Des gisements fonciers considérables
En cela, et sans le vouloir, ce chef d'entreprise répond à une « véritable inquiétude » du vice-président (Horizons) de l'association des maires de France chargé du Commerce: l'ingénierie. « Les grosses collectivités ont les moyens humains, mais il faut que les petites puissent aussi répondre, ne serait-ce que pour ancrer cette politique dans les territoires ruraux », alertait Alain Chrétien à l'issue de la réunion de septembre à Bercy.

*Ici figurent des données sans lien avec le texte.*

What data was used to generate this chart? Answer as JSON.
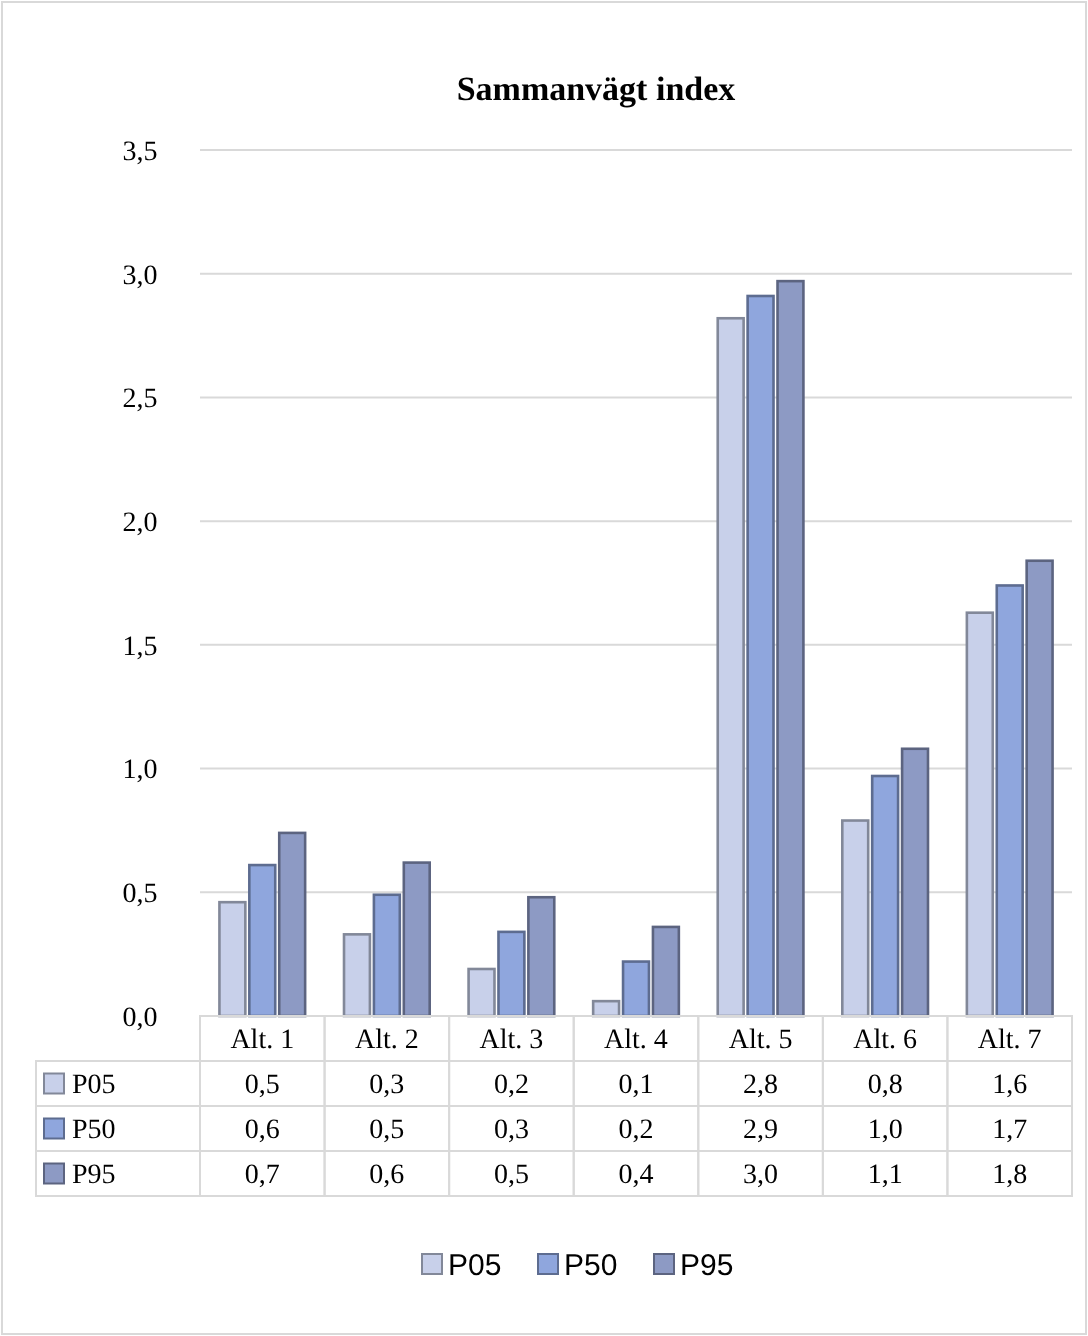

Autre grand acteur non-négligeable : la société Nhood, qui travaille pour Ceetrus (ex-Immochan) et Auchan, ainsi que pour les enseignes de l'association familiale Mulliez (AFM) type Décathlon, Boulanger, Leroy Merlin, affirme détenir 2.000 hectares en gestion et en animation, 7 millions de mètres carrés construits, 6 millions de m² de parkings, 7 millions de m² de réserves foncières disponibles et près d'une vingtaine de sites à l'étude pour pouvoir y créer jusqu'à 15.000 à 20.000 logements.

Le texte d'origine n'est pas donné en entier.